Drafting Chapter Two

So, I’m drafting my new story right now, but instead of using the NaNoWriMo put anything down and don’t look back method, I’m trying to write quickly but I am taking time to edit things a little.

Such as:

Last night, I was writing some of Chapter Two. I’m wrapping that chapter up. And as I typed, I realized that I was doing something that was a) bad writing and b) giving away the whole story. I recognized it as something I’ve definitely done in the past in other projects.

Here it is. It was dialogue. Ursula’s mother, Mrs. Houghton, is talking to Ursula.

“Ursula, you can make a real difference here. The Maldens have pedigree, this land, this house. They have the culture and of course, the title. But one thing they don’t have? They haven’t unlimited funds. They can’t even keep up this house in good repair!”

I could’ve left that ranty block of dialogue in and fixed it in the revision, right? But I thought I should fix it immediately when I knew that that wasn’t good. I have a tendency to write characters who just blurt things very directly sometimes. I think it’s because my inner, mental, constant-writer’s-monologue in my head is pretty blunt and pretty direct. But let’s be real: dialogue like that is not, in any remote way, realistic–for life or for fiction.
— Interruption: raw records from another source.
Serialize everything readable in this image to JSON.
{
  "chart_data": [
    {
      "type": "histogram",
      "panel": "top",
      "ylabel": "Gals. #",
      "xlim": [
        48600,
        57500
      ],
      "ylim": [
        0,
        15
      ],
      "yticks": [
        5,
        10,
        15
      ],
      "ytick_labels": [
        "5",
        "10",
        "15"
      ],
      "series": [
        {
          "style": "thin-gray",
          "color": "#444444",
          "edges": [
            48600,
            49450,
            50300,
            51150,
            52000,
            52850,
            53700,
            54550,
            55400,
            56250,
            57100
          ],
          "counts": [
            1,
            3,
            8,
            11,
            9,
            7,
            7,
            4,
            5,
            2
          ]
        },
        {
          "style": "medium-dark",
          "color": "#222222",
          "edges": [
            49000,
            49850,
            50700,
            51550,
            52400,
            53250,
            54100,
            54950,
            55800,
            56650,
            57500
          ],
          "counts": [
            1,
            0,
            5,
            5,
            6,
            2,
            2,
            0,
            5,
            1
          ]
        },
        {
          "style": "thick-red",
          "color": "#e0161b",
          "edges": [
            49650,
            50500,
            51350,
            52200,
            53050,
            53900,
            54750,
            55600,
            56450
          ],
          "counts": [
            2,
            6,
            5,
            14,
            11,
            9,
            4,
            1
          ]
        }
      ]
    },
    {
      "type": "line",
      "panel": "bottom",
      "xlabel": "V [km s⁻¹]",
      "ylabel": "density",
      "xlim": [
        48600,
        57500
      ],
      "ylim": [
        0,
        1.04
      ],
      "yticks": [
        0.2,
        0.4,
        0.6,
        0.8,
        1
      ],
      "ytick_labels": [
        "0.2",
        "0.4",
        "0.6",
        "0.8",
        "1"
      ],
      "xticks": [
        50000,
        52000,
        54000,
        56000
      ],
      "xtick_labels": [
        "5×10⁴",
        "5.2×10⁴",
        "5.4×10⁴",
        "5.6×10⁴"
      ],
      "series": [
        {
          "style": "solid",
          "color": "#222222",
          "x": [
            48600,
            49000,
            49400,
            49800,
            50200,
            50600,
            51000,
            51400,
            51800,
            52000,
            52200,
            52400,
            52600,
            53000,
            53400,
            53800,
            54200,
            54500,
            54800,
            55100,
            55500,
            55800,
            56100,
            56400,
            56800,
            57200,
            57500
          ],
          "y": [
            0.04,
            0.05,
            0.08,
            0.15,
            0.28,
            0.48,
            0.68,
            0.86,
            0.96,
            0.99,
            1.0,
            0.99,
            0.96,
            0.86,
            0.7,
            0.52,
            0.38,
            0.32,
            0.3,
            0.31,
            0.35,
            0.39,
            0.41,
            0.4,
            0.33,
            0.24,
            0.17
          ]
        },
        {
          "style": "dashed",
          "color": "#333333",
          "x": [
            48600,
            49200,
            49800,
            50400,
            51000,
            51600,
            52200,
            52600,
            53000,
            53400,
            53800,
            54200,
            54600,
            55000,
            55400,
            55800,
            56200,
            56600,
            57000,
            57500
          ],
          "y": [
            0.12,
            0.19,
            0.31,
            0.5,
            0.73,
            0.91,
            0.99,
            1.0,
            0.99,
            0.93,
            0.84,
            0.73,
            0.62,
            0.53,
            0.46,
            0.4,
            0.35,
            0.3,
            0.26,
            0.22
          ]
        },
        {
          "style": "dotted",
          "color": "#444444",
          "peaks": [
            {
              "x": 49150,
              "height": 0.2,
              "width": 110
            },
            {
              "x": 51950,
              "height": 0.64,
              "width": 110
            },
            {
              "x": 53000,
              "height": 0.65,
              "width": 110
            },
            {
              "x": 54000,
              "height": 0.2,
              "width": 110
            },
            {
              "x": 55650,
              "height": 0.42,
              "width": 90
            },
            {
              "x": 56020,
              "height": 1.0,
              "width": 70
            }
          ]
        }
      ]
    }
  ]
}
I wrote it, re-read it, and reshaped the scene:

“Well, we ended up going to the very back of the house to see a gallery with very large windows and good views,” Ursula said. “And it was quite derelict! The light fixtures were askew. The carpets snagged, the walls in need of plaster and paint. I’m sure there were leaks.”  
            The maid finished her task and Ursula bade her to go downstairs. Once she left, Mother said, “Well, that’s an opportunity.”
            “What do you mean?”
            “Ursula dear, you know what we heard in London—what we’ve heard in New York even, that many of these scions of great families are a bit short on tin.”
            “Well, I think you saw evidence of that this afternoon,” Mother said. “Are you ready to go down? You know my dear, I think you have a chance to make a real difference in a house like this.” Ursula rose from the chair and slowly walked, tugging on her gloves.
            She smiled at Mother. “Oh, Mother, what is so wrong with marrying an American lad?”

            “Nothing,” Mother replied. “Of course not. But Europe has class and culture and it would be lovely to see you be a countess. Or for Simon to marry into a family of great consequence—far greater consequence than the Rockefellers.”

There are far better ways to get that same point across and far better to weave it in. It’s the basis of Ursula’s storyline, actually, that she’s an American Dollar Princess buccaneer who marries into a British family of long lineage, big house, and not enough cash.

But we don’t need to hit someone over the head with it.

And thus, I think I have grown able to edit a little bit while still drafting and moving forward with the story–and recognizing things like giving away the entire plot line in one weird go.

6 thoughts on “Drafting Chapter Two

  1. Yep, I do that all the time. I've had to move entire chapters to later on in the story before. Plus, the second bit has a lot more personality! I can't stand to leave something glaring to edit later. We gotta do it sometimes, might as well do it now. ^_^


  2. I wrote it, stopped typing, looked at it and went, \”Ugh…why do you keep doing this? No, no, no.\” Deleted it, wrote that conversation instead. It's still rough, but I think it tells us more about the Houghtons. It'll probably change later anyway ;-)I know you do the draft and edit thing. It used to slow me down to the point where I wouldn't get anything done.